Die zwei erarbeiteten Anlagenkonzepte zur energetischen Nutzung von Weinbaubiomasse sind wirtschaftlich bewertet worden. Aktuell laufen wissenschaftliche Testreihen mit einem weiterentwickelten Kleinballenvergaser. Im Rahmen der Testreihen
wird Rebholz vergast. Neben der Untersuchung des betriebssicheren Anlagenbetriebs liegt ein Hauptaugenmerk auf den entstehenden Abgasemissionen und der theoretischen Ableitung notwendiger Abgas-nachbehandlungsmaßnahmen. Durch die Befragung von Winzern konnten verschiedene Hemmnisse in Bezug auf die Umsetzung des Anlagenkonzepts identifiziert werden. Die Hemmnisse stammen aus den Bereichen: Rohstoffe, Finanzen, Energie und Regulatorik. Entscheidendes. Hemmnis aus dem Bereich Finanzen ist die wirtschaftliche Umsetzbarkeit des Anlagenkonzepts und die entstehenden Kosten im Vergleich zu den bisher eingesetzten konventionellen Anlagen basierend auf fossilen Brennstoffen. Es wurde ein technisches Biomassepotenzial zur energetischen Verwertung der in Deutschland anfallenden Weinbaubiomasse unterteilt nach Rebholz und Trester berechnet. Für Rebholz mit einem Restfeuchtegehalt von 20 % ergibt sich eine Brennstoffleistung von bis zu 1,2 Mio. MW. Für Trester mit einem Restfeuchtegehalt 20 % ergibt sich eine Brennstoffleistung von bis zu 0,65 Mio. MW. Folgende zwei hybride Anlagenkonzepte wurden technisch dimensioniert:
Anlagenkonzept Ballenvergaser und Absorptionskälteanlage zur Wärme- und Kälteerzeugung für ein Gebäudeneubau (am Beispiel Zumstein)

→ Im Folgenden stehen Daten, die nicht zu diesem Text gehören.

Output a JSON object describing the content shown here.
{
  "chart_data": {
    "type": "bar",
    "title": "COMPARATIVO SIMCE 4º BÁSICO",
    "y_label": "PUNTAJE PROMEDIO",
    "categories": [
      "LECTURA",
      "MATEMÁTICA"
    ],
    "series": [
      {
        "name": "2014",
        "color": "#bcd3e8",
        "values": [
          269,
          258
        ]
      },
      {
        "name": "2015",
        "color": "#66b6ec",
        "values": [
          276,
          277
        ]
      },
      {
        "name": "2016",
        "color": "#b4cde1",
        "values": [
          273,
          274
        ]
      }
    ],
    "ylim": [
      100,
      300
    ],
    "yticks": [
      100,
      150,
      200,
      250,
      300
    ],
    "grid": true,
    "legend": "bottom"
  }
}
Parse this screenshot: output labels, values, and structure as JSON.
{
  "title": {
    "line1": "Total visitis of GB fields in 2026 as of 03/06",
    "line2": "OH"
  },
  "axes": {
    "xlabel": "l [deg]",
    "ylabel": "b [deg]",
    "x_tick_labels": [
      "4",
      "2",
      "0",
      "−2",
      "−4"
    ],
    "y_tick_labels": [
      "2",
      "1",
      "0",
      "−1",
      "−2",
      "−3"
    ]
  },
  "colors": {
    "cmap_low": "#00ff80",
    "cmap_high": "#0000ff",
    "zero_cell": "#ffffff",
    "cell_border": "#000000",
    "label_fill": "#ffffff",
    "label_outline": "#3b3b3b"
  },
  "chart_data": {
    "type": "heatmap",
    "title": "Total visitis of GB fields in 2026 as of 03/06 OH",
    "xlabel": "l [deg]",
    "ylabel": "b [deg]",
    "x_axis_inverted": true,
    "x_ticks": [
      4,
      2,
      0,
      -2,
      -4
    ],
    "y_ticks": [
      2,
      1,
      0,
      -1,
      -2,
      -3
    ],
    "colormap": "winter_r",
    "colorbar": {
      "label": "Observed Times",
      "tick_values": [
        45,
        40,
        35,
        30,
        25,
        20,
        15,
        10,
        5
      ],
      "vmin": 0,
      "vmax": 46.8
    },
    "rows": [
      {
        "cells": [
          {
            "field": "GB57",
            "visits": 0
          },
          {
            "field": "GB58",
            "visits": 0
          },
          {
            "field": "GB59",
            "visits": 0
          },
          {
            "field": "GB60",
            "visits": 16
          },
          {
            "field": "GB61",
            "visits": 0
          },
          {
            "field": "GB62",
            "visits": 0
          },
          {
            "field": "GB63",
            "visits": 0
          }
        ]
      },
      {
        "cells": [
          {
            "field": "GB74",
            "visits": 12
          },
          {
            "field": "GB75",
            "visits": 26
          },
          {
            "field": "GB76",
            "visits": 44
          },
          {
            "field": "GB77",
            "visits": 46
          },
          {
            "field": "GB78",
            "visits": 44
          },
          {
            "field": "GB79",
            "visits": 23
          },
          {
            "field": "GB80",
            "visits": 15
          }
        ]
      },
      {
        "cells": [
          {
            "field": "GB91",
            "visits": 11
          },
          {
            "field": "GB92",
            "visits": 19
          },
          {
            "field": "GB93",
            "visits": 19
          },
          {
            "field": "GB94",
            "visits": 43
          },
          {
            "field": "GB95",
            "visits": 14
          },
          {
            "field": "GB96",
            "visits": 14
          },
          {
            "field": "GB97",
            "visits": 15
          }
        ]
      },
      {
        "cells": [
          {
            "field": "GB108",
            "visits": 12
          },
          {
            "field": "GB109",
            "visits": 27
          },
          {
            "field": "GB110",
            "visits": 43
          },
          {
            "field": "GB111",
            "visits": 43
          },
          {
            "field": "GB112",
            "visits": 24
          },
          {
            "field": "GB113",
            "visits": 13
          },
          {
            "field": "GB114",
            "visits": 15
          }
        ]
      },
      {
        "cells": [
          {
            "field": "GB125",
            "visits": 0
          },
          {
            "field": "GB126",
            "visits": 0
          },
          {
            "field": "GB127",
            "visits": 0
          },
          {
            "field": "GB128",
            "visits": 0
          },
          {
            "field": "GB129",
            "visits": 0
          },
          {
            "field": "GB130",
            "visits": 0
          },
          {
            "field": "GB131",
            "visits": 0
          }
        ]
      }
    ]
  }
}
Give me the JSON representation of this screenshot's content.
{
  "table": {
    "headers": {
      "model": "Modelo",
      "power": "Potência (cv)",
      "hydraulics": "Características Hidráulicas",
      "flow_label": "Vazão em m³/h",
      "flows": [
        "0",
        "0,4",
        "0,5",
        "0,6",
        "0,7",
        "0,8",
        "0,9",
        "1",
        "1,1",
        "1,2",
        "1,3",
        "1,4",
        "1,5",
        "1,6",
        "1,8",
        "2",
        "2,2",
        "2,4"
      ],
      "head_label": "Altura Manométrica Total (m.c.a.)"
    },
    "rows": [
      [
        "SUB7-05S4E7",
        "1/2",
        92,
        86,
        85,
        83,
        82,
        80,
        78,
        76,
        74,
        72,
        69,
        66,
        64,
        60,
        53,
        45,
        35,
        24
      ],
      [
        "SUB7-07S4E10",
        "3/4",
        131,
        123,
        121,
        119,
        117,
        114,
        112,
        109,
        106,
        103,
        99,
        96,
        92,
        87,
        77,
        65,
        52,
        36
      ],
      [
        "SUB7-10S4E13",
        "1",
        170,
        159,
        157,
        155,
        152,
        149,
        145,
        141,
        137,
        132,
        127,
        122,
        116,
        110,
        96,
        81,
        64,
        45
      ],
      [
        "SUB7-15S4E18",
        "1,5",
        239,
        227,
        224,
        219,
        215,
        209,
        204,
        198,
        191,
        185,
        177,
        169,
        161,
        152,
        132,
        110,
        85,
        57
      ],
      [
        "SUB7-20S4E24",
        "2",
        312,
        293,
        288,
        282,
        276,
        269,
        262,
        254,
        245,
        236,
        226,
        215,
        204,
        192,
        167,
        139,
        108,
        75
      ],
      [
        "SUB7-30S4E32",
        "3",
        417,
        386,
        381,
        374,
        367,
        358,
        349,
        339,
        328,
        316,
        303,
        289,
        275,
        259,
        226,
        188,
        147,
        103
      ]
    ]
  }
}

Anlagenkonzept Ballenvergaser mit Heißgasturbine und Absorptionskälteanlage zur Wärme-, Strom- und Kälteerzeugung für bestehende Winzerei (am Beispiel Fellbach Weingärtner).
Kernbotschaften:
1. Biomasseanlagen können mit thermischen Kälteanlagen technologisch kombiniert werden.
2. Saisonale Weinherstellung erschwert die Einführung von kostenintensiven EE-Energieerzeugungsganlagen.
3. Rebholz ist ein gut nutzbarer Festbrennstoff.